Tick, Tick Boom explodes with musical energy

Broadway legends explode with life in Tick, Tick…Boom!, the new musical from Lin-Manuel Miranda of Hamilton fame. Miranda, already a legend himself at age 41, pays tribute to one of his inspirations, the playwright Jonathan Larson, who reached mythic proportions by tragically dying before seeing his play Rent open on Broadway and win both the Tony and Pulitzer Prize. No spoiler alert here, Tick, Tick Boom! lets audiences in on the tragedy right away before turning the story over to Larson’s own recounting of creating a stage musical.

Based on what Larson called a “musical monologue” he performed before Rent opened, Tick, Tick Boom! initially ran in 1993 as a small-scale show three years before Rent opened and transformed the Broadway musical by putting rock songs into a story featuring both high culture inspiration from the opera La Boehme and headline dominating issues like AIDS. This in turn encouraged Miranda’s career, and he celebrates his inspirational source by mounting a high-end, cinematic interpretation of Larson’s lesser-known work.

With an ear for music and eye for visuals, Miranda succeeds in preserving the source material’s stage roots while pushing forward into the energy and movement required by cinema. In Miranda’s hands, this goes beyond the simplistic idea of merely switching action into real locations. Cutting between scenes on a simply lit stage to indoor and outdoor spaces, he lets characters stretch out with energetic dance steps and costume changes impossible to imitate in the confines of a Broadway theater.

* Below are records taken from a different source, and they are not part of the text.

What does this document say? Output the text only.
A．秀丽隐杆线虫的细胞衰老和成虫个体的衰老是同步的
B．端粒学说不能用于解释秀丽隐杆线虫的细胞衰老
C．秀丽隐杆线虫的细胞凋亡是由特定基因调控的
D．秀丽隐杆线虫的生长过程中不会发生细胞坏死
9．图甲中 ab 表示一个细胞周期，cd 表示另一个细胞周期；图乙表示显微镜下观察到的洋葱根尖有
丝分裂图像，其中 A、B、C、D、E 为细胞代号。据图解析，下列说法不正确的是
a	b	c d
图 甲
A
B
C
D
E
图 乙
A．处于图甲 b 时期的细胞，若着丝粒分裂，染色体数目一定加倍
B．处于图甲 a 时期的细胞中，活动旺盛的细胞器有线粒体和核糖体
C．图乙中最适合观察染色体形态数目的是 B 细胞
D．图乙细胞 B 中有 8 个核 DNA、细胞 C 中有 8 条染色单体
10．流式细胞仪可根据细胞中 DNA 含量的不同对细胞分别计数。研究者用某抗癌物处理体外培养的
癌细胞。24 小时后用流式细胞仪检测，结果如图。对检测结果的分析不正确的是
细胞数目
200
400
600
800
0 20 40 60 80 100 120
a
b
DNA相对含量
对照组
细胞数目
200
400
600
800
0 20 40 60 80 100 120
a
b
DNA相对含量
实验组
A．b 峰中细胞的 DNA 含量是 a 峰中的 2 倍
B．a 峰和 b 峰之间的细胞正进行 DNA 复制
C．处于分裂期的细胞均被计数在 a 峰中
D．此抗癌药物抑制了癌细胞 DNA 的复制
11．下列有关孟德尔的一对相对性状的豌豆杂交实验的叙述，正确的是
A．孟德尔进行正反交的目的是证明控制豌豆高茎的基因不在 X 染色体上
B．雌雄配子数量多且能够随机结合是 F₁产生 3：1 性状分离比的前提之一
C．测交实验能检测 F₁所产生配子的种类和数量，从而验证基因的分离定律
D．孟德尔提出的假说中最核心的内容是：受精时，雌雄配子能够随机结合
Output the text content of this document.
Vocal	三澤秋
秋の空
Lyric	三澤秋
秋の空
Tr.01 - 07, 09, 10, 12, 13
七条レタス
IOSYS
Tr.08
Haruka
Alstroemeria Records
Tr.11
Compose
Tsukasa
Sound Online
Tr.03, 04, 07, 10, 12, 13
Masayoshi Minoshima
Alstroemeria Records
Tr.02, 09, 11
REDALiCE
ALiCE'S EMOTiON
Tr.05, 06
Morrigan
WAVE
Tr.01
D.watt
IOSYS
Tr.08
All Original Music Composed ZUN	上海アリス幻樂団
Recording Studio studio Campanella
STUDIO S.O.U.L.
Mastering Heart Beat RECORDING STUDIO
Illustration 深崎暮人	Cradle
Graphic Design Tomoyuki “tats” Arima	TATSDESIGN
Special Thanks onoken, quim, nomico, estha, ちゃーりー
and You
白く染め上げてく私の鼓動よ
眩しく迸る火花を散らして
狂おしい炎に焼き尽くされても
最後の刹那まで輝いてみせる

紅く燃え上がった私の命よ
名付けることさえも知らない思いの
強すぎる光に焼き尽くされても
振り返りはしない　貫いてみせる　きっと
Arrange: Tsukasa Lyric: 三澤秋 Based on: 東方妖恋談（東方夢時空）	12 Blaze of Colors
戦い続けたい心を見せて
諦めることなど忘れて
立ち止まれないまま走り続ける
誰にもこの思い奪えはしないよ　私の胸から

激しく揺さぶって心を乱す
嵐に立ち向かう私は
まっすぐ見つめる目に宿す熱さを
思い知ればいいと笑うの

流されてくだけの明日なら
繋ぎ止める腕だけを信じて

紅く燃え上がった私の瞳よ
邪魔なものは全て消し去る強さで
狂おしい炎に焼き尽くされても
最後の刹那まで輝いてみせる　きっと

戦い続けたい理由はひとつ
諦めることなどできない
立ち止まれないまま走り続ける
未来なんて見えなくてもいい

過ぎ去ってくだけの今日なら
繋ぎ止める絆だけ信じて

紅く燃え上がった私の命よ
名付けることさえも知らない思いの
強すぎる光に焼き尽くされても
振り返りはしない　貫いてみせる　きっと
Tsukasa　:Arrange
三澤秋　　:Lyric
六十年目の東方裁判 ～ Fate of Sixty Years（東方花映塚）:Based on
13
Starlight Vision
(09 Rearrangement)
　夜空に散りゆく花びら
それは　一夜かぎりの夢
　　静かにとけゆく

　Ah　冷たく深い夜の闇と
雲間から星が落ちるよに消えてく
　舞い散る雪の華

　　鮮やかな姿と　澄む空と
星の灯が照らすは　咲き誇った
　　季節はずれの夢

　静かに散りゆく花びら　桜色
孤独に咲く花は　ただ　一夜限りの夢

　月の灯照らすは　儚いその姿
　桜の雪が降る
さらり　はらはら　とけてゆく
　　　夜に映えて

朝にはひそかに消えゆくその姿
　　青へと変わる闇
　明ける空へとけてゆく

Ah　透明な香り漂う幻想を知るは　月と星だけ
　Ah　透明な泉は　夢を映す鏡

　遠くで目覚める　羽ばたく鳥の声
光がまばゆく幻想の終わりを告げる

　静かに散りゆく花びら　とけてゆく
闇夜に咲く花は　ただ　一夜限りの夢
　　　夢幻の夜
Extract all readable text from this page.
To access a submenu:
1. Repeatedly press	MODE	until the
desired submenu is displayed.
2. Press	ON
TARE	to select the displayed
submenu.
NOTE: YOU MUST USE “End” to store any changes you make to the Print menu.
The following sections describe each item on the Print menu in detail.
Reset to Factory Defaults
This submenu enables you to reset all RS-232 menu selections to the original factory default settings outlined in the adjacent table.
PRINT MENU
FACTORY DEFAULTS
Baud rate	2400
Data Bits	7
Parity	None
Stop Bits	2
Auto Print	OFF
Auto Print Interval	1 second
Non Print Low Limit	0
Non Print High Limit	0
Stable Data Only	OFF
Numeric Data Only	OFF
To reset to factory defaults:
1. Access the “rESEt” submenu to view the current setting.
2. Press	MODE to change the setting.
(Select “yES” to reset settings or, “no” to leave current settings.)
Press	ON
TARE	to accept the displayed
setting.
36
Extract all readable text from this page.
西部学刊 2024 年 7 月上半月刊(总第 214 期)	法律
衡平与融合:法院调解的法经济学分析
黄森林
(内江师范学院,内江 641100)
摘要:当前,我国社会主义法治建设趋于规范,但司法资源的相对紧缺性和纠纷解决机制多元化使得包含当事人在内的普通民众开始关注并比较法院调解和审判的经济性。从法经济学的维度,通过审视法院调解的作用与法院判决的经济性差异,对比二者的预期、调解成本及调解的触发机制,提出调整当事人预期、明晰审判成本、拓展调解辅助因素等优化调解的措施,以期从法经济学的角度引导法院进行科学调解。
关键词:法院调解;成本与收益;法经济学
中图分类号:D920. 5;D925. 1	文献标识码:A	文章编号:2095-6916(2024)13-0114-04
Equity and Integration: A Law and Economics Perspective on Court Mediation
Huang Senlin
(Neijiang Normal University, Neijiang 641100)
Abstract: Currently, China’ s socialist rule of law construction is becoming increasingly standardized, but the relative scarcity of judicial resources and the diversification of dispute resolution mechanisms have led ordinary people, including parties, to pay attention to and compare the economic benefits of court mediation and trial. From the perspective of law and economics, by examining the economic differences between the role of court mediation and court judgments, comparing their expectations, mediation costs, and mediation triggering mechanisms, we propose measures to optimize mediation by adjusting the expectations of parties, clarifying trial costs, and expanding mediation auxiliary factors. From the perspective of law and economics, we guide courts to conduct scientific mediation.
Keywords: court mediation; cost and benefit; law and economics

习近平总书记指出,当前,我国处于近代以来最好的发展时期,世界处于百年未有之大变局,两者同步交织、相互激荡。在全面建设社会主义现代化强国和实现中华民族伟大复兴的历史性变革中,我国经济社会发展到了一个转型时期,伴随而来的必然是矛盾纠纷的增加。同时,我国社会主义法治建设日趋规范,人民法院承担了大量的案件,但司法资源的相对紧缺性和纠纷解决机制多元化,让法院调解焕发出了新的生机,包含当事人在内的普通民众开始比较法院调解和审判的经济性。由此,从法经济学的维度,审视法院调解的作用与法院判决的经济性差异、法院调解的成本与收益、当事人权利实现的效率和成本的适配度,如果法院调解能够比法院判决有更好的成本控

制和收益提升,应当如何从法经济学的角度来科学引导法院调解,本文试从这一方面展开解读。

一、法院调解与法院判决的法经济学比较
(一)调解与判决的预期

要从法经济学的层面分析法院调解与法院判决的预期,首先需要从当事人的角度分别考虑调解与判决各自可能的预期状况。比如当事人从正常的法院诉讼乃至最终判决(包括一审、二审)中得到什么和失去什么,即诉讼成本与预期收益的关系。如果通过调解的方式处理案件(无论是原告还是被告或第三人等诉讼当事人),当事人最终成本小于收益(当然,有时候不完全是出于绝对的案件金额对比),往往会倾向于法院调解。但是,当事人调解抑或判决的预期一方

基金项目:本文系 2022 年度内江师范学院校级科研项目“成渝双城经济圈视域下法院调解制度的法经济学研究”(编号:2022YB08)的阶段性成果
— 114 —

One highlight comes with a tribute to another Broadway master, Steven Sondheim, whose classics include Sunday in the Park with George. Simply called “Sunday,” the song brings cameos from such musical legends as Chita Rivera, Bernadette Peters, Bebe Neuwirth plus Miranda and a couple of his Hamilton cohorts. Taking the center spotlight, Andrew Garfield shows musical chops he never revealed as one of the many screen Spiderman guys and gives a rounded performance perfectly suited to Larson’s stage persona. With action focusing on the creative process more than strict biography or fantasy tales, Tick, Tick…Boom! delivers a fun romp for fans of Broadway and its musical tradition. Designed for release in cinemas, the movie screens on Netflix.